Sowohl an die Aufsichtsbehörden als auch an die AKWL haben die BasisApotheker eine lange Frageliste zur Aufklärung des Sachverhaltes gerichtet. Laut Mitteilung der BasisApotheker steht die Nicht-Teilnahme am Notdienst offenbar in Zusammenhang mit der Erlaubnis des Kreises Unna, die Hellweg-Apotheke in Unna-Hemmerde als sogenannte Zweigapotheke der Markt-Apotheke in Fröndenberg betreiben zu dürfen. Die Zweigapotheke ist eine Sonderform im Apothekenrecht bei Vorliegen eines Versorgungsnotstandes.

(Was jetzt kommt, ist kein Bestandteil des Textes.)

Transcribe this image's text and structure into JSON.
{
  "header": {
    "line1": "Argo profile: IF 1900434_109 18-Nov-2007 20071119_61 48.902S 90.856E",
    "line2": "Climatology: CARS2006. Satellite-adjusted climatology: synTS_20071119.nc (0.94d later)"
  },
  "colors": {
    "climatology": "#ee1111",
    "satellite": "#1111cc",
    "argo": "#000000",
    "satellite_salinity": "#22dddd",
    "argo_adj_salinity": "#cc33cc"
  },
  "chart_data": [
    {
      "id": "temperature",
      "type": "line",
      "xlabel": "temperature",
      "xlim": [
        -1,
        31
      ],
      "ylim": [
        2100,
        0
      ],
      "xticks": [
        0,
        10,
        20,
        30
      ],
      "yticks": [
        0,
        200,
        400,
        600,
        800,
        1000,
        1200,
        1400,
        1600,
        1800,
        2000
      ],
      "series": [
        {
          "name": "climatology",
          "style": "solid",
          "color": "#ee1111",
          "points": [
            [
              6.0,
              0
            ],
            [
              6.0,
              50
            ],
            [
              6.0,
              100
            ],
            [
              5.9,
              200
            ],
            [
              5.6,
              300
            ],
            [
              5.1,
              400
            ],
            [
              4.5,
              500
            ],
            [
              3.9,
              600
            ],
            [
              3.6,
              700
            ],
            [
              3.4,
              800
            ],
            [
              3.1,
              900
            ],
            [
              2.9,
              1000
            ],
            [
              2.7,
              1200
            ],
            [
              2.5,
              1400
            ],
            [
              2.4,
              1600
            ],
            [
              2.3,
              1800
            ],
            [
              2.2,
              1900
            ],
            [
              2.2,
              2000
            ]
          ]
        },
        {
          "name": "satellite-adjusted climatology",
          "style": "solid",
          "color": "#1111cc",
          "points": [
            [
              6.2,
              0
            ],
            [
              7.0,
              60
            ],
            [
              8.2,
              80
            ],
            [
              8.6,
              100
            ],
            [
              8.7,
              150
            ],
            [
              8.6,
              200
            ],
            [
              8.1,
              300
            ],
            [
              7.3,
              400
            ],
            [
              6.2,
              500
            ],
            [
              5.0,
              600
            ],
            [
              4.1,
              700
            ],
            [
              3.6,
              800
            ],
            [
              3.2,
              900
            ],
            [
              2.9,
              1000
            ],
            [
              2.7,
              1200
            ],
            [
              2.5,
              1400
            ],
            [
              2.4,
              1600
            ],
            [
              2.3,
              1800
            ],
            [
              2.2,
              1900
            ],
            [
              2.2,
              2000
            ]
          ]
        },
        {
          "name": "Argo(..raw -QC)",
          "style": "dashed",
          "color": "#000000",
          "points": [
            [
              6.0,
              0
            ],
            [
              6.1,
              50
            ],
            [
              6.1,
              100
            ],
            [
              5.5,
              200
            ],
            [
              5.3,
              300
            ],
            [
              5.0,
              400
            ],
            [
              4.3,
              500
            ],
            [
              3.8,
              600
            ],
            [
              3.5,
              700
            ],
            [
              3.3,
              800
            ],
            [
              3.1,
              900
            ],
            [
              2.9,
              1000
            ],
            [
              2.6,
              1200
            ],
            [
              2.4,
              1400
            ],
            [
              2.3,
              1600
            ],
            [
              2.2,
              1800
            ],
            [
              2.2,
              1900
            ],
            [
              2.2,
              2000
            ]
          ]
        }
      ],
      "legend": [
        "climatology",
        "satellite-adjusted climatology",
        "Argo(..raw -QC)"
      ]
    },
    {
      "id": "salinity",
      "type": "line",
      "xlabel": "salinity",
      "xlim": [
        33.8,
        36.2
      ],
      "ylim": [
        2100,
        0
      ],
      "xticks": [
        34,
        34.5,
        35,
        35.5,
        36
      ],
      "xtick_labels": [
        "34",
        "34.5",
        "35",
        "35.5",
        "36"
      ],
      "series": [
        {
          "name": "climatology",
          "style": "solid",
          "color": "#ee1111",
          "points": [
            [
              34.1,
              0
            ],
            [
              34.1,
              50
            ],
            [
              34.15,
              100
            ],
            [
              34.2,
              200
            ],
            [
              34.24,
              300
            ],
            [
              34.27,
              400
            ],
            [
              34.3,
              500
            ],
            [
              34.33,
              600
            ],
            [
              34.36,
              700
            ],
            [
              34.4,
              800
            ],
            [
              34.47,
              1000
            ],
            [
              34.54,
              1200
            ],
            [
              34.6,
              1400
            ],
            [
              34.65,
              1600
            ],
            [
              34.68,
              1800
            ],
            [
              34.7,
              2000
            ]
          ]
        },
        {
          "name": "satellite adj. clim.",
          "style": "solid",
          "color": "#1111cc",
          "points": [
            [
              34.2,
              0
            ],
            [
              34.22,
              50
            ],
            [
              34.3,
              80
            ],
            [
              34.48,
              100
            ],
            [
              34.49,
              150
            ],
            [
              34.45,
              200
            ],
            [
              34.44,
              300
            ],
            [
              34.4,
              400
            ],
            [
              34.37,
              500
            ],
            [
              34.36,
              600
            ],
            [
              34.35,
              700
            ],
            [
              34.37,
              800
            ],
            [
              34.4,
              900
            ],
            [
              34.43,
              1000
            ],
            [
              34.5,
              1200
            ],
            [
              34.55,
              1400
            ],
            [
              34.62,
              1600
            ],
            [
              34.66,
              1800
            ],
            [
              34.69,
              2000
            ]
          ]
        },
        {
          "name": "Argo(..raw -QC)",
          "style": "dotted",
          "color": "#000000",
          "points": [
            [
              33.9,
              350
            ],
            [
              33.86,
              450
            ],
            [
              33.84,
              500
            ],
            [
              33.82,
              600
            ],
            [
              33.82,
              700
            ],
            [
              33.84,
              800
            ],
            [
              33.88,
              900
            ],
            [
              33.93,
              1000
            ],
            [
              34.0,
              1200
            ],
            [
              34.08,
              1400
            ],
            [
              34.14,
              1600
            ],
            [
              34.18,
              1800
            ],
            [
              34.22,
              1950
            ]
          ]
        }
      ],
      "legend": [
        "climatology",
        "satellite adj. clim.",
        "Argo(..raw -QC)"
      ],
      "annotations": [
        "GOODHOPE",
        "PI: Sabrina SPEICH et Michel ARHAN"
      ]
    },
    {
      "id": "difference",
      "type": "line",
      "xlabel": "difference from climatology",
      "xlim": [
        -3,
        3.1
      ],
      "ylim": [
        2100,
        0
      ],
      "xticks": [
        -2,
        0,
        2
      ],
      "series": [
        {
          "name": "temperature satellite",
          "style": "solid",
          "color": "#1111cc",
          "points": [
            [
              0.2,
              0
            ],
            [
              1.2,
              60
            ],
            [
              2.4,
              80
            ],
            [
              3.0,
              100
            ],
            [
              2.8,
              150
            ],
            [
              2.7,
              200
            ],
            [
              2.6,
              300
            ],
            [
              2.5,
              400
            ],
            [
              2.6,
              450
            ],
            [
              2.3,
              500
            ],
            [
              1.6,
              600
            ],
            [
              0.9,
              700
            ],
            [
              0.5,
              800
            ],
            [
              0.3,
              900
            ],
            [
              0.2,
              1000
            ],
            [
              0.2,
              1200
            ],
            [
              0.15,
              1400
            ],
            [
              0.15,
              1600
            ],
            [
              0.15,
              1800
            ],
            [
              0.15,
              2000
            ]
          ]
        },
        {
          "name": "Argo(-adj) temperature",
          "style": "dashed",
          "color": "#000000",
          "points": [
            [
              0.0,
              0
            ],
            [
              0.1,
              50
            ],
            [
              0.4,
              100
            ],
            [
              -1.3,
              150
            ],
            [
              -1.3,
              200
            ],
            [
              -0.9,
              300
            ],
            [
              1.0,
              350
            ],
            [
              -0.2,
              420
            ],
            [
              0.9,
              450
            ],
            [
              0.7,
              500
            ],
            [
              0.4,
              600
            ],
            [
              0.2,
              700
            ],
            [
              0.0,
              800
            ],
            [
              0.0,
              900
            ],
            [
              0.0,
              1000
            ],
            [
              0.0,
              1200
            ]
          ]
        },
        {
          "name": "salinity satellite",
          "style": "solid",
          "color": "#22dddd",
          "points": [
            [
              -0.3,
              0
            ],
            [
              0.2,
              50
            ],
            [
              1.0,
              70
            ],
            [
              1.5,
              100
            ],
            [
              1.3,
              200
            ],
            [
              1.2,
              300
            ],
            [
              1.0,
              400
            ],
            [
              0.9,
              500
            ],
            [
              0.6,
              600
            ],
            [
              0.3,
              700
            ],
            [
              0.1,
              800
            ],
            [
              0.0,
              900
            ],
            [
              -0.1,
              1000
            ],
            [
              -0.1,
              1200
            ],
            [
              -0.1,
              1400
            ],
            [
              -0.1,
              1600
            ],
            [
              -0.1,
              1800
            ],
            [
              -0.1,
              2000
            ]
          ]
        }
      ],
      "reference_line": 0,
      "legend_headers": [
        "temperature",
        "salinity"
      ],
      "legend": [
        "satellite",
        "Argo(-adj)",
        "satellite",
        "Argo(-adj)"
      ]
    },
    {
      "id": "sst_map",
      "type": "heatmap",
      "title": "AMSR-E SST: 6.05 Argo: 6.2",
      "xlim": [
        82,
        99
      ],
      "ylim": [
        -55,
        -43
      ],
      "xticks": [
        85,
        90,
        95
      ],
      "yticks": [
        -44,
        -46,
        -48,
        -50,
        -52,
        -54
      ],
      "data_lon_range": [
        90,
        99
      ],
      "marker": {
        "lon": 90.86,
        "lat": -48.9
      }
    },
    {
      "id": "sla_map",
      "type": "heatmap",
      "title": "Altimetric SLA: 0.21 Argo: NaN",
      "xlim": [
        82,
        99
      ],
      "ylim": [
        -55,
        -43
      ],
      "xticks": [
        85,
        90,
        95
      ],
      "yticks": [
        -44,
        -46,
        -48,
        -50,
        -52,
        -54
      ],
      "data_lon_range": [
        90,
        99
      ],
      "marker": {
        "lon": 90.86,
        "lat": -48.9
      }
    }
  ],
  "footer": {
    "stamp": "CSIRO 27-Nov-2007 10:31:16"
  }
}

Dies habe es Friese ermöglicht, zwei Apotheken zu betreiben, noch bevor die Möglichkeit einer Filialisierung im Jahr 2004 ins Apothekenrecht übernommen wurde.

„Nähere Details zur Feststellung des Versorgungsnotstandes sowie zur Befreiung vom Apotheken-Notdienst wurden – trotz entsprechender Anfragen – weder von dem für die Erteilung der Betriebserlaubnis zuständigen Kreis Unna mitgeteilt noch von der seit 1995 für die Apotheken- Notdienste verantwortlichen AKWL“, zeigen sich die BasisApotheker unzufrieden mit den erhaltenen Antworten.

Bis Ende 1994 sei der Kreis Unna auch für die Einteilung der Apotheken-Notdienste verantwortlich gewesen. Diese Verantwortung sei 1995 auf die AKWL übergegangen und durch eingeteilte Notdienstbeauftragte vor Ort geregelt worden. Seit 2012 werden den BasisApothekern zufolge die Notdienste unmittelbar durch die AKWL eingeteilt.